Plant your tree carefully, cover the roots with soil and press it down gently to ensure it is happy in its new home. Water it well and leave it alone for a few days. Once you spot some new leaves growing, you know your tree is happy. Finally, here are some tips to help your tree and planter box stay trouble-free.
What maintenance will my tree planter box need?
Depending on the material chosen:
- Metal, ceramic and composite plastic planter boxes may need hosing down every few months and dirt tends to build up if the weather has been very wet and muddy.
- Brick may need some moss removal during the spring.
- Wood needs an annual coating of varnish, stain, paint or protector to ensure it stays waterproof.
What maintenance will the tree inside my planter box need?
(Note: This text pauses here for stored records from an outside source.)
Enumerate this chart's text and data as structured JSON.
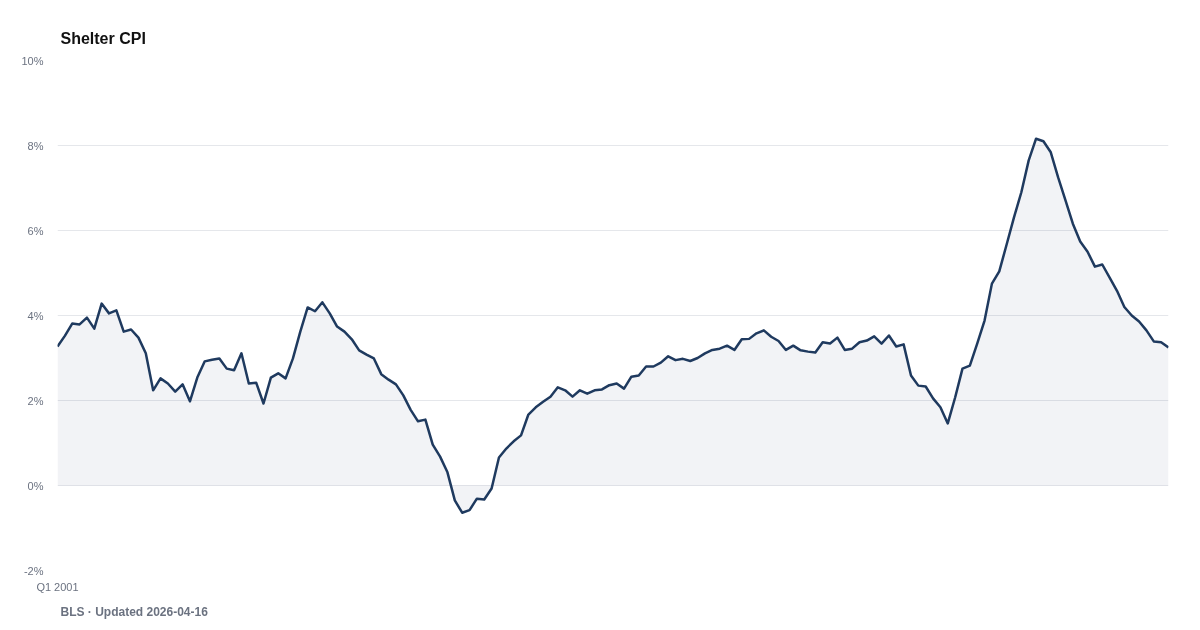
{
  "chart_data": {
    "type": "area",
    "title": "Shelter CPI",
    "annotations": [
      "BLS · Updated 2026-04-16"
    ],
    "categories": [
      "Q1 2001",
      null,
      null,
      null,
      null,
      null,
      null,
      null,
      null,
      null,
      null,
      null,
      null,
      null,
      null,
      null,
      null,
      null,
      null,
      null,
      null,
      null,
      null,
      null,
      null,
      null,
      null,
      null,
      null,
      null,
      null,
      null,
      null,
      null,
      null,
      null,
      null,
      null,
      null,
      null,
      null,
      null,
      null,
      null,
      null,
      null,
      null,
      null,
      null,
      null,
      null,
      null,
      null,
      null,
      null,
      null,
      null,
      null,
      null,
      null,
      null,
      null,
      null,
      null,
      null,
      null,
      null,
      null,
      null,
      null,
      null,
      null,
      null,
      null,
      null,
      null,
      null,
      null,
      null,
      null,
      null,
      null,
      null,
      null,
      null,
      null,
      null,
      null,
      null,
      null,
      null,
      null,
      null,
      null,
      null,
      null,
      null,
      null,
      null,
      null,
      null,
      null,
      null,
      null,
      null,
      null,
      null,
      null,
      null,
      null,
      null,
      null,
      null,
      null,
      null,
      null,
      null,
      null,
      null,
      null,
      null,
      null,
      null,
      null,
      null,
      null,
      null,
      null,
      null,
      null,
      null,
      null,
      null,
      null,
      null,
      null,
      null,
      null,
      null,
      null,
      null,
      null,
      null,
      null,
      null,
      null,
      null,
      null,
      null,
      null,
      null,
      null
    ],
    "series": [
      {
        "color": "#1f3a5f",
        "values": [
          3.27,
          3.52,
          3.81,
          3.79,
          3.95,
          3.69,
          4.28,
          4.05,
          4.12,
          3.62,
          3.67,
          3.48,
          3.11,
          2.24,
          2.52,
          2.4,
          2.21,
          2.38,
          1.98,
          2.54,
          2.92,
          2.96,
          2.99,
          2.75,
          2.71,
          3.11,
          2.4,
          2.42,
          1.93,
          2.54,
          2.64,
          2.52,
          2.99,
          3.62,
          4.19,
          4.1,
          4.31,
          4.05,
          3.74,
          3.62,
          3.44,
          3.18,
          3.08,
          2.99,
          2.62,
          2.49,
          2.38,
          2.12,
          1.78,
          1.51,
          1.55,
          0.96,
          0.68,
          0.31,
          -0.35,
          -0.64,
          -0.58,
          -0.31,
          -0.33,
          -0.07,
          0.66,
          0.87,
          1.04,
          1.18,
          1.67,
          1.84,
          1.97,
          2.09,
          2.31,
          2.24,
          2.09,
          2.24,
          2.16,
          2.24,
          2.26,
          2.36,
          2.4,
          2.28,
          2.56,
          2.59,
          2.8,
          2.8,
          2.89,
          3.04,
          2.95,
          2.98,
          2.93,
          3.0,
          3.11,
          3.19,
          3.22,
          3.29,
          3.19,
          3.44,
          3.45,
          3.58,
          3.65,
          3.5,
          3.4,
          3.19,
          3.29,
          3.18,
          3.15,
          3.13,
          3.37,
          3.34,
          3.48,
          3.19,
          3.22,
          3.37,
          3.41,
          3.51,
          3.34,
          3.53,
          3.27,
          3.32,
          2.59,
          2.35,
          2.33,
          2.05,
          1.84,
          1.46,
          2.07,
          2.75,
          2.82,
          3.34,
          3.88,
          4.75,
          5.04,
          5.67,
          6.31,
          6.9,
          7.65,
          8.16,
          8.1,
          7.84,
          7.25,
          6.71,
          6.16,
          5.74,
          5.5,
          5.15,
          5.2,
          4.89,
          4.58,
          4.2,
          4.0,
          3.86,
          3.65,
          3.39,
          3.37,
          3.25
        ]
      }
    ],
    "ylim": [
      -2,
      10
    ],
    "yticks": [
      {
        "value": -2,
        "label": "-2%"
      },
      {
        "value": 0,
        "label": "0%"
      },
      {
        "value": 2,
        "label": "2%"
      },
      {
        "value": 4,
        "label": "4%"
      },
      {
        "value": 6,
        "label": "6%"
      },
      {
        "value": 8,
        "label": "8%"
      },
      {
        "value": 10,
        "label": "10%"
      }
    ],
    "grid": "y",
    "marker": "none",
    "line_style": "solid"
  }
}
- Prune to keep the size and shape manageable. Some trees can only be pruned at a particular time. eg. cherry must not be pruned later than the end of the summer because the sawn branches need time to heal. Apples can be pruned during spring or autumn.
- Fertilise to help it to flower or produce fruit or nuts. Ash applied in the winter will give you excellent cherries and many other trees benefit from the goodness it provides too.
- Mulch to help it retain moisture in dry periods or to increase the fertility of the soil. You can use well-rotted leaf mould or a thin layer of compost, but not bark as this depletes the soil underneath.